"Then you don't give the case up?" Mr. Kingscote asked anxiously.
"Oh, no! I don't give it up just yet. Do you know anything of your brother's private papers—as they were before his death?"
"I never knew anything till after that. I have gone over them, but they are all very ordinary letters. Do you suspect a theft of papers?"
Martin Hewitt, with his hands on his stick behind him, looked sharply at the other, and shook his head. "No," he said, "I can't quite say that."

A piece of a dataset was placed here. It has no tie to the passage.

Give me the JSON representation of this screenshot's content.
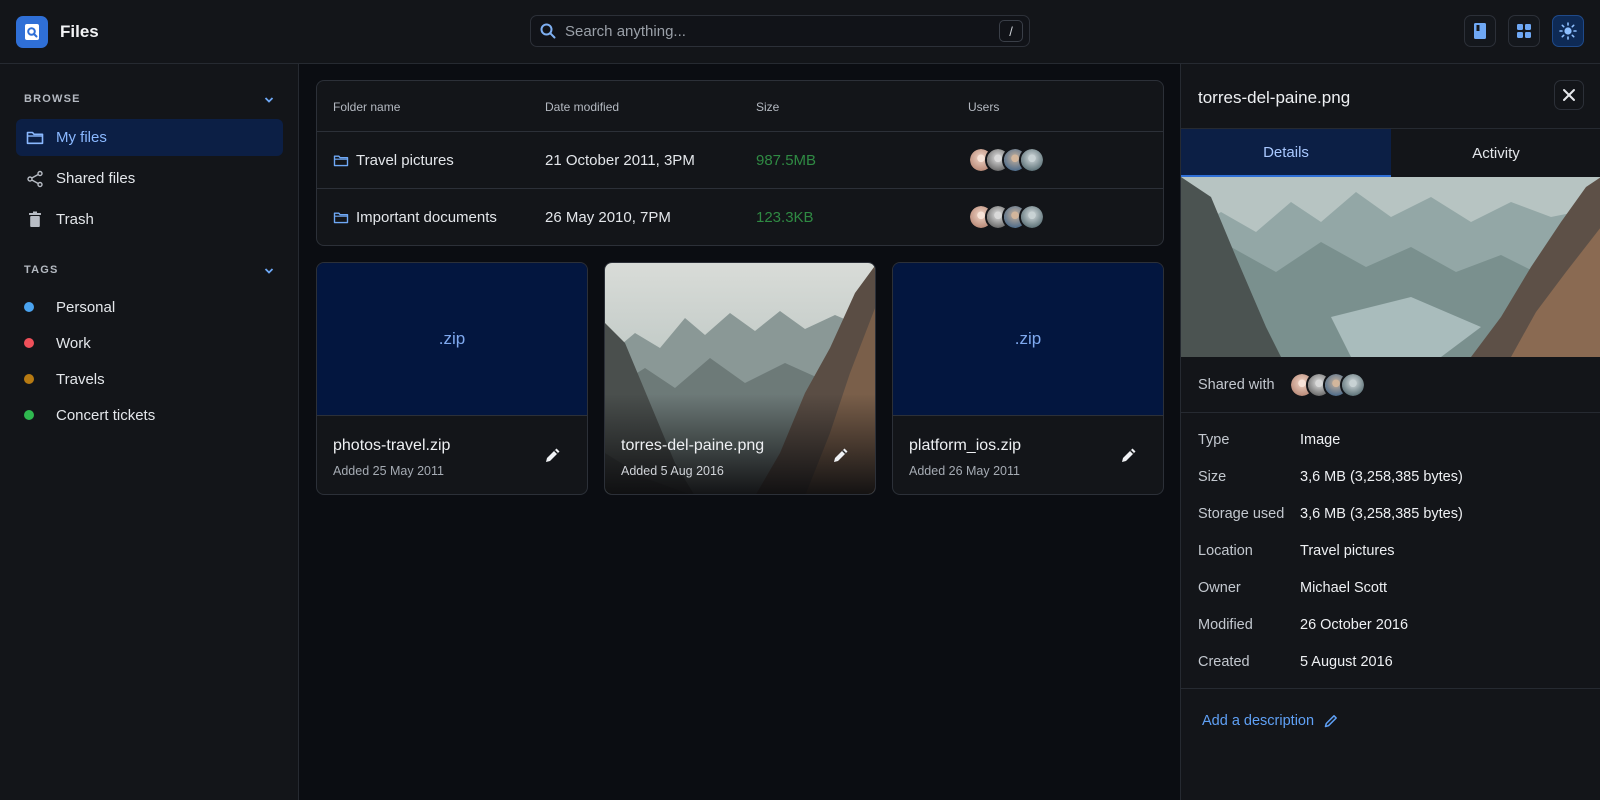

We bade Mr. Douglas Kingscote good-day, and walked towards the station. "Great nuisance, that setting to rights," Hewitt observed, on the way. "If the place had been left alone, the job might have been settled one way or another by this time. As it is, we shall have to run over to your old lodgings."
"My old lodgings?" I repeated, amazed. "Why my old lodgings?"
Hewitt turned to me with a chuckle and a wide smile. "Because we can't see the broken panel-work anywhere else," he said. "Let's see—Chelsea, isn't it?"
"Yes, Chelsea. But why—you don't suppose the people who defaced the panels also murdered the man who painted them?"
"Well," Hewitt replied, with another smile, "that would be carrying a practical joke rather far, wouldn't it? Even for the ordinary picture damager."
"You mean you don't think they did it, then? But what do you mean?"